Outra questão fundamental para o sucesso de uma candidatura à UNESCO, e mesmo para a sua credibilização perante as entidades que em Espanha gerem o património ligado aos Caminhos de Santiago, é a existência de uma entidade que chame a si a gestão deste bem. “Nenhum bem pode ser candidatado à Lista do Património Mundial da UNESCO sem a indicação, pelo estado membro de qual é a sua Entidade Gestora. Reproduzindo o texto da Convenção do Património Mundial, podemos, a partir da fonte, compreender a responsabilidade que compete aos estados parte na protecção e valorização dos bens incluídos na Lista”, recordava Rui Ramos Loza no Estudo de Viabilidade da Candidatura à UNESCO do Caminho Português de Santiago, publicado em 2015.
Pelo que o PÚBLICO apurou, a legislação que está a ser preparada deverá dar resposta a estas questões, prevendo a instituição de uma entidade gestora dos caminhos em Portugal, com um conselho executivo e um conselho científico, que apoiará o primeiro.

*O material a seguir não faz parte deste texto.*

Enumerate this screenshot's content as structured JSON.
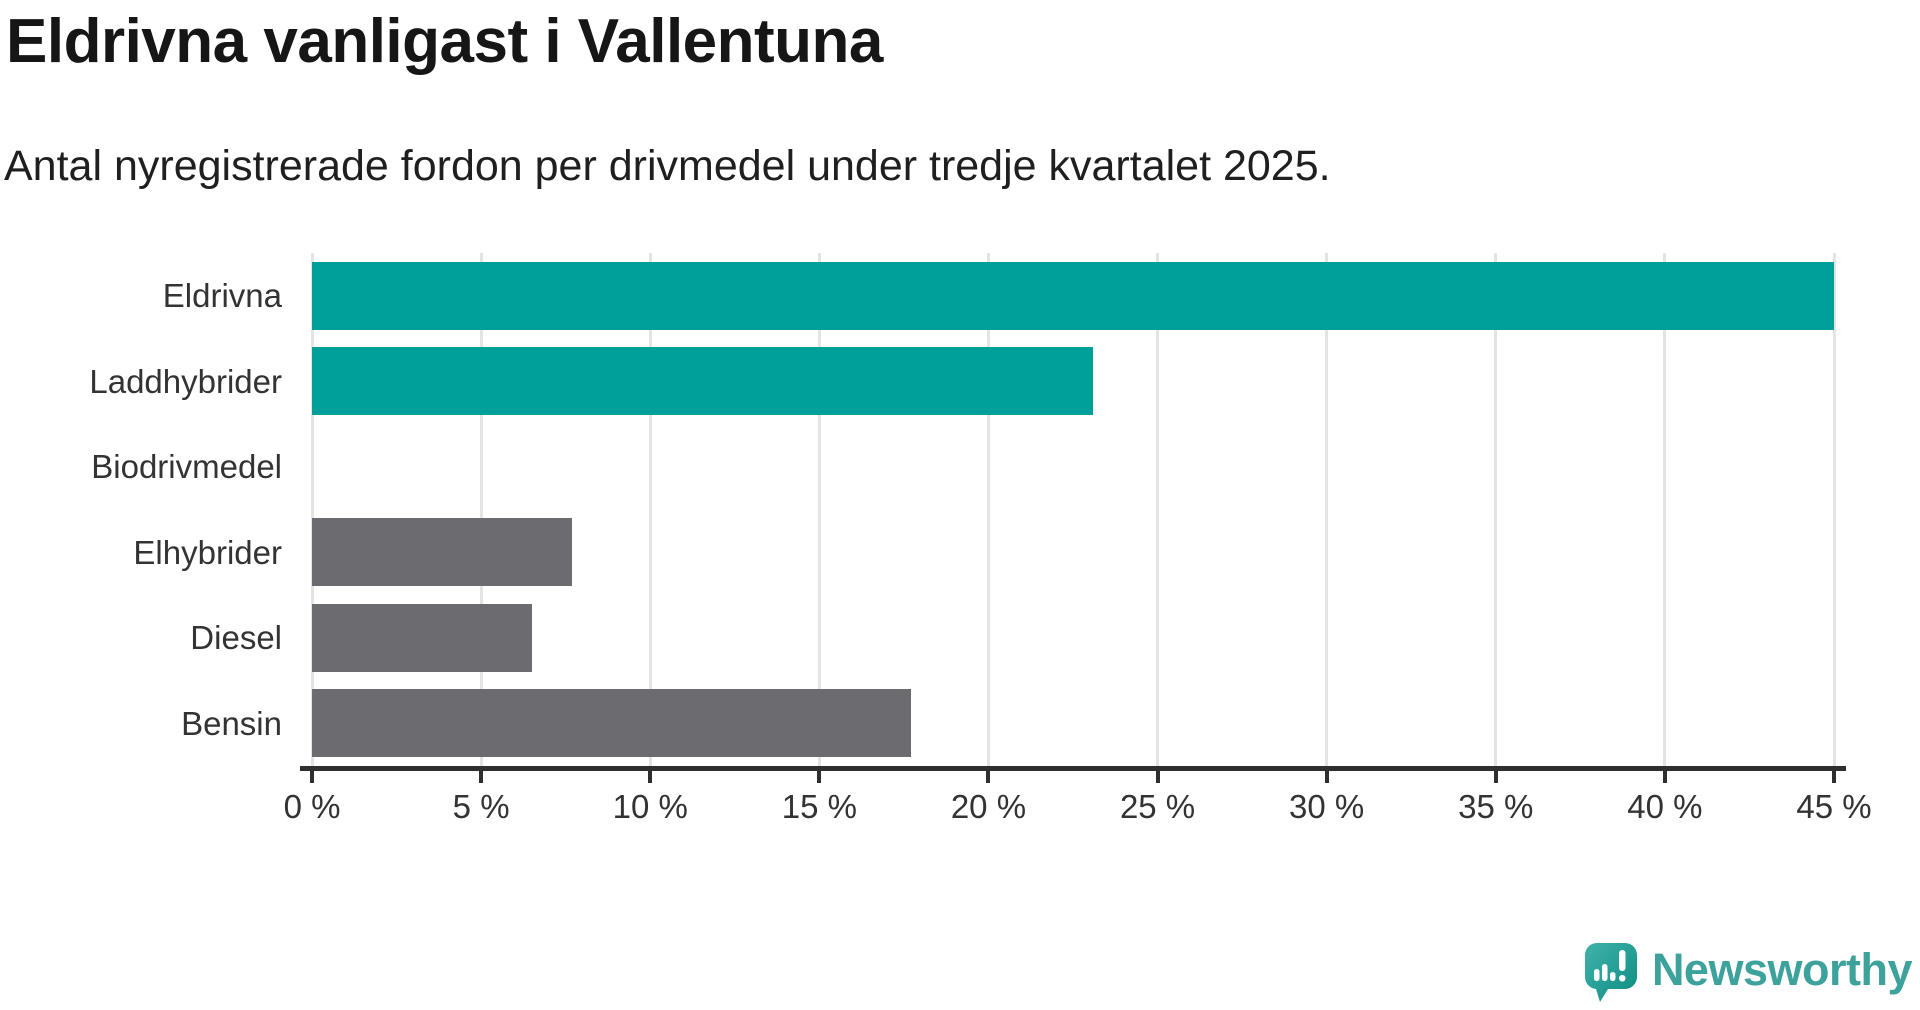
{
  "title": "Eldrivna vanligast i Vallentuna",
  "subtitle": "Antal nyregistrerade fordon per drivmedel under tredje kvartalet 2025.",
  "chart_data": {
    "type": "bar",
    "orientation": "horizontal",
    "title": "Eldrivna vanligast i Vallentuna",
    "subtitle": "Antal nyregistrerade fordon per drivmedel under tredje kvartalet 2025.",
    "categories": [
      "Eldrivna",
      "Laddhybrider",
      "Biodrivmedel",
      "Elhybrider",
      "Diesel",
      "Bensin"
    ],
    "values": [
      45,
      23.1,
      0,
      7.7,
      6.5,
      17.7
    ],
    "unit": "%",
    "xlim": [
      0,
      45
    ],
    "x_tick_values": [
      0,
      5,
      10,
      15,
      20,
      25,
      30,
      35,
      40,
      45
    ],
    "x_tick_labels": [
      "0 %",
      "5 %",
      "10 %",
      "15 %",
      "20 %",
      "25 %",
      "30 %",
      "35 %",
      "40 %",
      "45 %"
    ],
    "grid": true,
    "legend": "none",
    "colors": {
      "highlight": "#00a09a",
      "default": "#6b6b70",
      "bar_colors": [
        "#00a09a",
        "#00a09a",
        "#00a09a",
        "#6b6b70",
        "#6b6b70",
        "#6b6b70"
      ],
      "gridline": "#e4e4e4",
      "axis": "#2f2f2f",
      "text": "#333333"
    }
  },
  "branding": {
    "logo_text": "Newsworthy",
    "logo_text_color": "#3da29b",
    "logo_icon": "speech-bubble-bar-chart-exclamation",
    "logo_icon_color_top": "#3fb3a9",
    "logo_icon_color_bottom": "#0d8c83"
  }
}
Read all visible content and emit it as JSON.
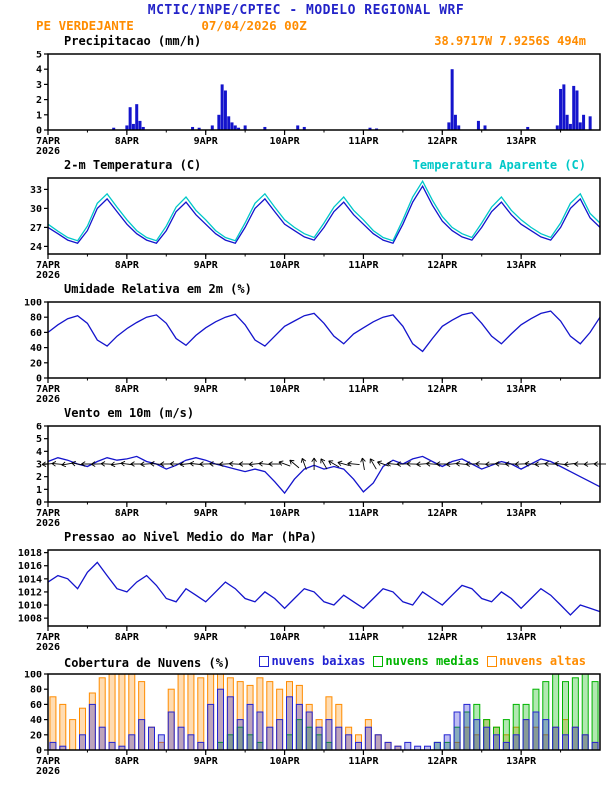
{
  "header": {
    "title": "MCTIC/INPE/CPTEC - MODELO REGIONAL WRF",
    "station": "PE VERDEJANTE",
    "run": "07/04/2026 00Z",
    "title_color": "#2323c8",
    "accent_color": "#ff8c00"
  },
  "xaxis": {
    "hours": 168,
    "step_hours": 3,
    "day_tick_hours": [
      0,
      24,
      48,
      72,
      96,
      120,
      144
    ],
    "day_labels": [
      "7APR",
      "8APR",
      "9APR",
      "10APR",
      "11APR",
      "12APR",
      "13APR"
    ],
    "year_label": "2026"
  },
  "chart_data": [
    {
      "type": "bar",
      "title": "Precipitacao (mm/h)",
      "annotation": "38.9717W 7.9256S 494m",
      "annotation_color": "#ff8c00",
      "ylim": [
        0,
        5
      ],
      "yticks": [
        0,
        1,
        2,
        3,
        4,
        5
      ],
      "bar_color": "#1414cc",
      "events_hour_value": [
        [
          20,
          0.15
        ],
        [
          24,
          0.3
        ],
        [
          25,
          1.5
        ],
        [
          26,
          0.4
        ],
        [
          27,
          1.7
        ],
        [
          28,
          0.6
        ],
        [
          29,
          0.2
        ],
        [
          44,
          0.2
        ],
        [
          46,
          0.15
        ],
        [
          50,
          0.3
        ],
        [
          52,
          1.0
        ],
        [
          53,
          3.0
        ],
        [
          54,
          2.6
        ],
        [
          55,
          0.9
        ],
        [
          56,
          0.5
        ],
        [
          57,
          0.3
        ],
        [
          58,
          0.15
        ],
        [
          60,
          0.3
        ],
        [
          66,
          0.2
        ],
        [
          76,
          0.3
        ],
        [
          78,
          0.2
        ],
        [
          98,
          0.15
        ],
        [
          100,
          0.1
        ],
        [
          122,
          0.5
        ],
        [
          123,
          4.0
        ],
        [
          124,
          1.0
        ],
        [
          125,
          0.3
        ],
        [
          131,
          0.6
        ],
        [
          133,
          0.3
        ],
        [
          146,
          0.2
        ],
        [
          155,
          0.3
        ],
        [
          156,
          2.7
        ],
        [
          157,
          3.0
        ],
        [
          158,
          1.0
        ],
        [
          159,
          0.4
        ],
        [
          160,
          2.9
        ],
        [
          161,
          2.6
        ],
        [
          162,
          0.5
        ],
        [
          163,
          1.0
        ],
        [
          165,
          0.9
        ]
      ]
    },
    {
      "type": "line",
      "title": "2-m Temperatura (C)",
      "annotation": "Temperatura Aparente (C)",
      "annotation_color": "#00c8c8",
      "ylim": [
        22.8,
        34.8
      ],
      "yticks": [
        24,
        27,
        30,
        33
      ],
      "series": [
        {
          "name": "2-m Temperatura",
          "color": "#1414cc",
          "values": [
            27,
            26,
            25,
            24.5,
            26.5,
            30,
            31.5,
            29.5,
            27.5,
            26,
            25,
            24.5,
            26.5,
            29.5,
            31,
            29,
            27.5,
            26,
            25,
            24.5,
            27,
            30,
            31.5,
            29.5,
            27.5,
            26.5,
            25.5,
            25,
            27,
            29.5,
            31,
            29,
            27.5,
            26,
            25,
            24.5,
            27.5,
            31,
            33.5,
            30.5,
            28,
            26.5,
            25.5,
            25,
            27,
            29.5,
            31,
            29,
            27.5,
            26.5,
            25.5,
            25,
            27,
            30,
            31.5,
            28.5,
            27
          ]
        },
        {
          "name": "Temperatura Aparente",
          "color": "#00c8c8",
          "values": [
            27.5,
            26.4,
            25.4,
            24.9,
            27.2,
            30.8,
            32.3,
            30.2,
            28.2,
            26.5,
            25.4,
            24.9,
            27.2,
            30.2,
            31.8,
            29.7,
            28.2,
            26.5,
            25.4,
            24.9,
            27.7,
            30.8,
            32.3,
            30.2,
            28.2,
            27,
            26,
            25.4,
            27.7,
            30.2,
            31.8,
            29.7,
            28.2,
            26.5,
            25.4,
            24.9,
            28.2,
            31.8,
            34.3,
            31.3,
            28.7,
            27,
            26,
            25.4,
            27.7,
            30.2,
            31.8,
            29.7,
            28.2,
            27,
            26,
            25.4,
            27.7,
            30.8,
            32.3,
            29.2,
            27.7
          ]
        }
      ]
    },
    {
      "type": "line",
      "title": "Umidade Relativa em 2m (%)",
      "ylim": [
        0,
        100
      ],
      "yticks": [
        0,
        20,
        40,
        60,
        80,
        100
      ],
      "series": [
        {
          "name": "Umidade Relativa",
          "color": "#1414cc",
          "values": [
            60,
            70,
            78,
            82,
            72,
            50,
            42,
            55,
            65,
            73,
            80,
            83,
            72,
            52,
            43,
            56,
            66,
            74,
            80,
            84,
            70,
            50,
            42,
            55,
            68,
            75,
            82,
            85,
            72,
            55,
            45,
            58,
            66,
            74,
            80,
            83,
            68,
            45,
            35,
            52,
            68,
            76,
            83,
            86,
            72,
            55,
            45,
            58,
            70,
            78,
            85,
            88,
            75,
            55,
            45,
            60,
            80
          ]
        }
      ]
    },
    {
      "type": "line",
      "title": "Vento em 10m (m/s)",
      "ylim": [
        0,
        6
      ],
      "yticks": [
        0,
        1,
        2,
        3,
        4,
        5,
        6
      ],
      "series": [
        {
          "name": "Vento 10m",
          "color": "#1414cc",
          "values": [
            3.2,
            3.5,
            3.3,
            3.0,
            2.8,
            3.2,
            3.5,
            3.3,
            3.4,
            3.6,
            3.2,
            3.0,
            2.6,
            2.9,
            3.3,
            3.5,
            3.3,
            3.0,
            2.8,
            2.6,
            2.4,
            2.6,
            2.4,
            1.6,
            0.7,
            1.8,
            2.6,
            2.9,
            2.6,
            2.8,
            2.6,
            1.8,
            0.8,
            1.5,
            2.8,
            3.3,
            3.0,
            3.4,
            3.6,
            3.2,
            2.8,
            3.2,
            3.4,
            3.0,
            2.6,
            2.9,
            3.2,
            3.0,
            2.6,
            3.0,
            3.4,
            3.2,
            2.8,
            2.4,
            2.0,
            1.6,
            1.2
          ]
        }
      ],
      "barbs": {
        "color": "#000000",
        "plot_level": 3,
        "directions_deg": [
          175,
          185,
          170,
          190,
          180,
          178,
          183,
          172,
          188,
          180,
          176,
          184,
          179,
          181,
          174,
          186,
          178,
          182,
          177,
          183,
          180,
          175,
          185,
          180,
          200,
          220,
          250,
          270,
          240,
          210,
          195,
          185,
          260,
          240,
          200,
          185,
          178,
          182,
          176,
          184,
          180,
          175,
          185,
          178,
          182,
          177,
          183,
          180,
          178,
          184,
          176,
          182,
          186,
          174,
          180,
          177,
          180
        ]
      }
    },
    {
      "type": "line",
      "title": "Pressao ao Nivel Medio do Mar (hPa)",
      "ylim": [
        1006.8,
        1018.4
      ],
      "yticks": [
        1008,
        1010,
        1012,
        1014,
        1016,
        1018
      ],
      "series": [
        {
          "name": "Pressao",
          "color": "#1414cc",
          "values": [
            1013.5,
            1014.5,
            1014,
            1012.5,
            1015,
            1016.5,
            1014.5,
            1012.5,
            1012,
            1013.5,
            1014.5,
            1013,
            1011,
            1010.5,
            1012.5,
            1011.5,
            1010.5,
            1012,
            1013.5,
            1012.5,
            1011,
            1010.5,
            1012,
            1011,
            1009.5,
            1011,
            1012.5,
            1012,
            1010.5,
            1010,
            1011.5,
            1010.5,
            1009.5,
            1011,
            1012.5,
            1012,
            1010.5,
            1010,
            1012,
            1011,
            1010,
            1011.5,
            1013,
            1012.5,
            1011,
            1010.5,
            1012,
            1011,
            1009.5,
            1011,
            1012.5,
            1011.5,
            1010,
            1008.5,
            1010,
            1009.5,
            1009
          ]
        }
      ]
    },
    {
      "type": "cloudbar",
      "title": "Cobertura de Nuvens (%)",
      "ylim": [
        0,
        100
      ],
      "yticks": [
        0,
        20,
        40,
        60,
        80,
        100
      ],
      "legend": [
        {
          "label": "nuvens baixas",
          "color": "#2323d2"
        },
        {
          "label": "nuvens medias",
          "color": "#00b400"
        },
        {
          "label": "nuvens altas",
          "color": "#ff8c00"
        }
      ],
      "series": [
        {
          "name": "nuvens altas",
          "color": "#ff8c00",
          "values": [
            70,
            60,
            40,
            55,
            75,
            95,
            100,
            100,
            100,
            90,
            30,
            10,
            80,
            100,
            100,
            95,
            100,
            100,
            95,
            90,
            85,
            95,
            90,
            80,
            90,
            85,
            60,
            40,
            70,
            60,
            30,
            20,
            40,
            20,
            10,
            5,
            0,
            0,
            0,
            0,
            0,
            10,
            30,
            20,
            40,
            30,
            20,
            30,
            40,
            30,
            20,
            30,
            40,
            30,
            20,
            10
          ]
        },
        {
          "name": "nuvens medias",
          "color": "#00b400",
          "values": [
            0,
            0,
            0,
            0,
            0,
            0,
            0,
            0,
            0,
            0,
            0,
            0,
            0,
            0,
            0,
            0,
            0,
            10,
            20,
            30,
            20,
            10,
            0,
            0,
            20,
            40,
            30,
            20,
            10,
            0,
            0,
            0,
            0,
            0,
            0,
            0,
            0,
            0,
            0,
            10,
            10,
            30,
            50,
            60,
            40,
            30,
            40,
            60,
            60,
            80,
            90,
            100,
            90,
            95,
            100,
            90
          ]
        },
        {
          "name": "nuvens baixas",
          "color": "#2323d2",
          "values": [
            10,
            5,
            0,
            20,
            60,
            30,
            10,
            5,
            20,
            40,
            30,
            20,
            50,
            30,
            20,
            10,
            60,
            80,
            70,
            40,
            60,
            50,
            30,
            40,
            70,
            60,
            50,
            30,
            40,
            30,
            20,
            10,
            30,
            20,
            10,
            5,
            10,
            5,
            5,
            10,
            20,
            50,
            60,
            40,
            30,
            20,
            10,
            20,
            40,
            50,
            40,
            30,
            20,
            30,
            20,
            10
          ]
        }
      ]
    }
  ]
}
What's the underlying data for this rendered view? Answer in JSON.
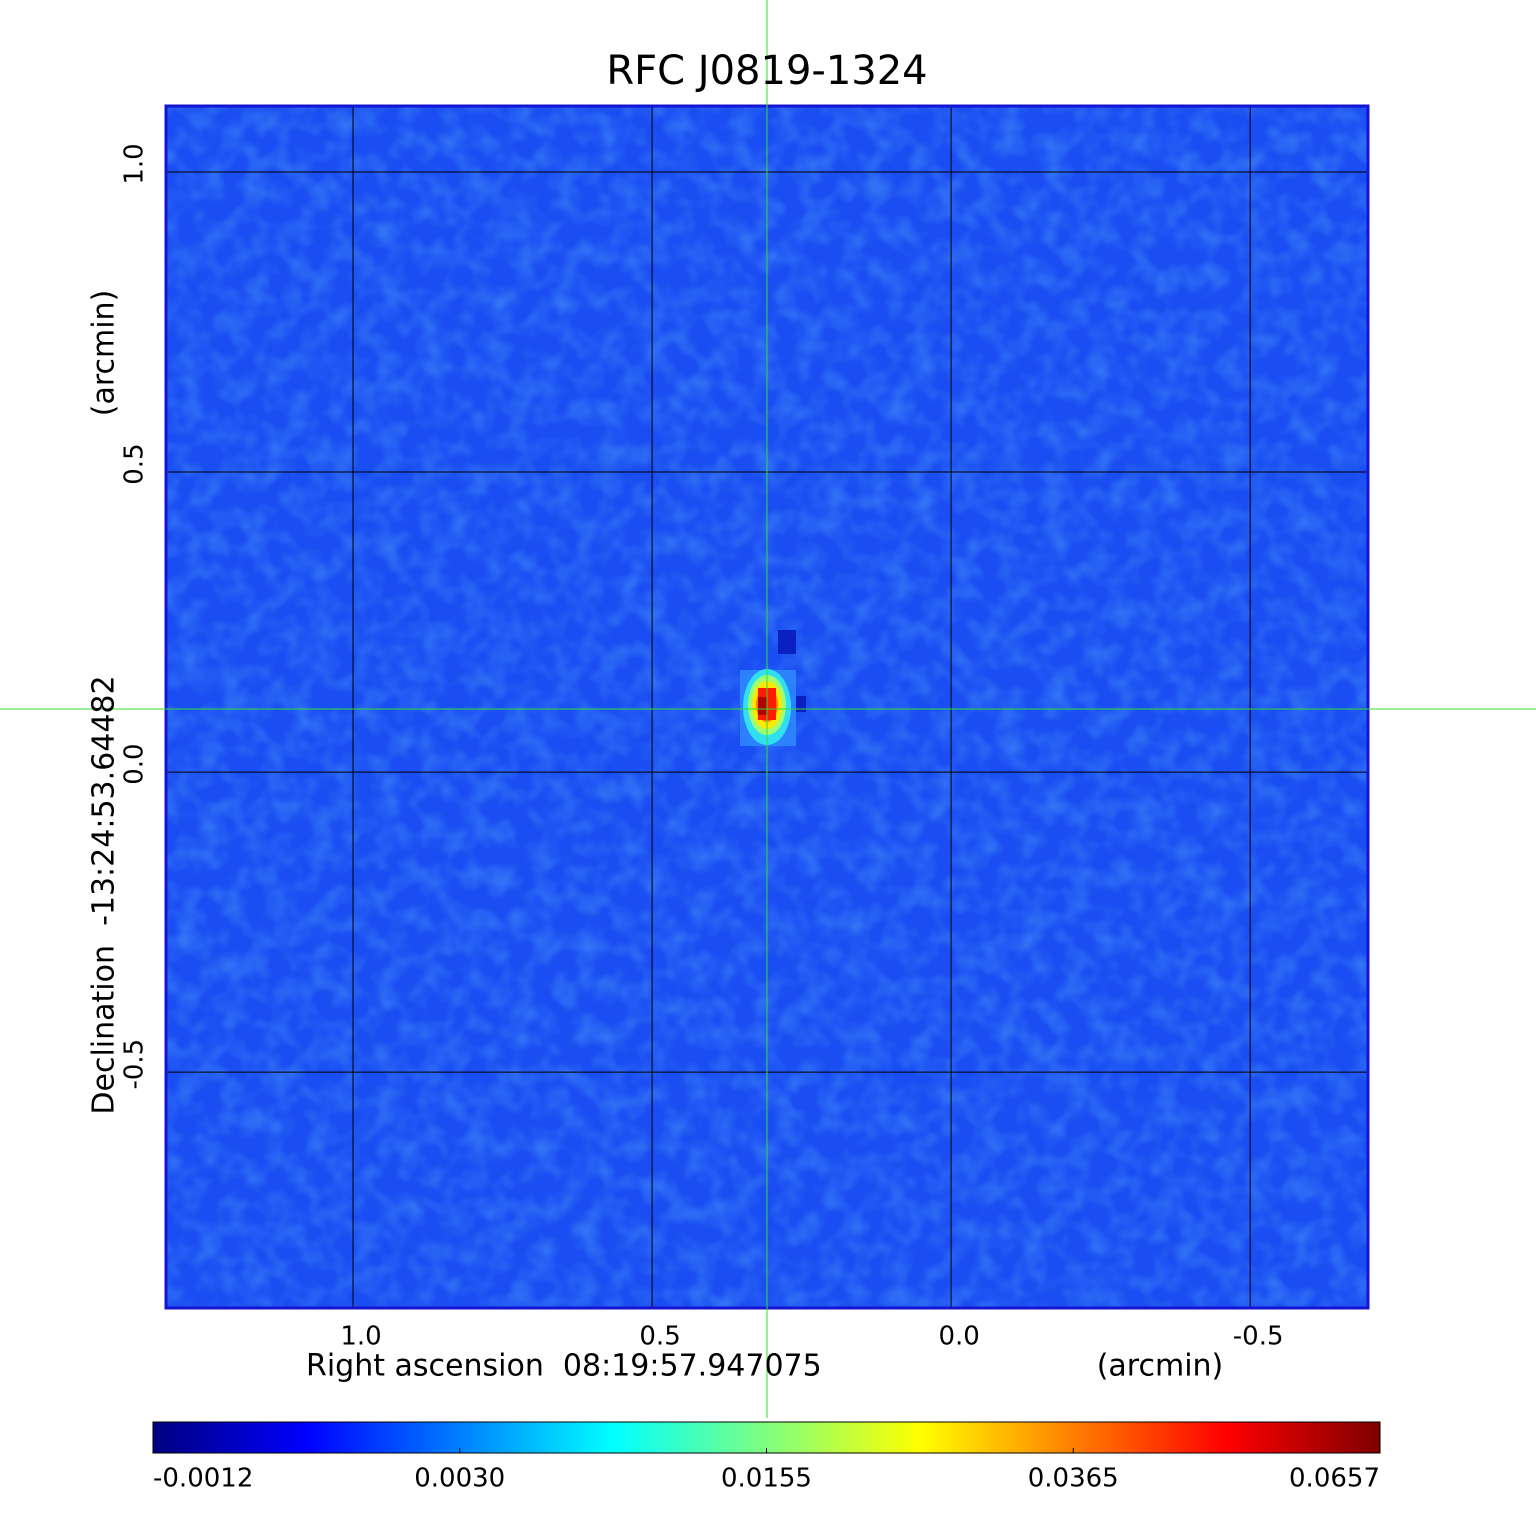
{
  "chart_data": {
    "type": "image",
    "title": "RFC J0819-1324",
    "title_color": "#1414d2",
    "x_label": "Right ascension  08:19:57.947075",
    "x_unit": "(arcmin)",
    "y_label": "Declination  -13:24:53.64482",
    "y_unit": "(arcmin)",
    "xlim": [
      1.3127,
      -0.697
    ],
    "xticks": [
      {
        "value": 1,
        "label": "1.0"
      },
      0.5,
      {
        "value": 0,
        "label": "0.0"
      },
      -0.5
    ],
    "ylim": [
      -0.893,
      1.11
    ],
    "yticks": [
      -0.5,
      {
        "value": 0,
        "label": "0.0"
      },
      0.5,
      {
        "value": 1,
        "label": "1.0"
      }
    ],
    "grid": true,
    "colormap": "jet",
    "colorbar": {
      "ticks": [
        -0.0012,
        {
          "value": 0.003,
          "label": "0.0030"
        },
        0.0155,
        0.0365,
        0.0657
      ]
    }
  }
}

O diploma define também o âmbito de actuação desta nova entidade, cuja tarefa principal passa por ajudar, com a certificação, a separar o trigo do joio.
No estudo produzido para o Eixo Atlântico, Rui Ramos Loza assinalava a existência de atritos entre entidades envolvidas na promoção dos caminhos em Portugal que, dado o incremento de peregrinos dos últimos anos, são vistos, a nível local, como um activo turístico apetecível. A dispersão de esforços entre entidades públicas locais, regionais e nacionais, e entre estas e os agentes privados no terreno, dificultam o reconhecimento deste bem cultural por aqueles que o procuram, o que torna mais urgente, nota o secretário-geral do Eixo Atlântico, a existência de uma espécie de comissão interministerial, envolvendo as áreas da Cultura e do património, do Ordenamento do Território, da Economia (turismo) e das Obras Públicas e Transportes, que articule os esforços nacionais para a valorização do Caminho.
“Em 2016, o Caminho Francês gerou 400 milhões de euros de receitas para Espanha. Num ano, é muito dinheiro”, argumenta Xoán Mao, insistindo na ideia de que os países atravessados pelos Caminhos de Santiago consideram-no um “tesouro” cultural, mas também económico. “É preciso não esquecer que ele está muito ligado à formação de uma identidade europeia, foi o primeiro itinerário europeu”, insiste. E, em contraponto, nota que ele tem sido procurado por muitos peregrinos não católicos, ou cristãos sequer, oriundos de países como os Estados Unidos, a Rússia, a China ou o Japão, mercados emissores de turistas que Espanha, como Portugal, tem interesse em explorar, facto que o deixa mais perplexo com a demora na definição de uma estratégia nacional.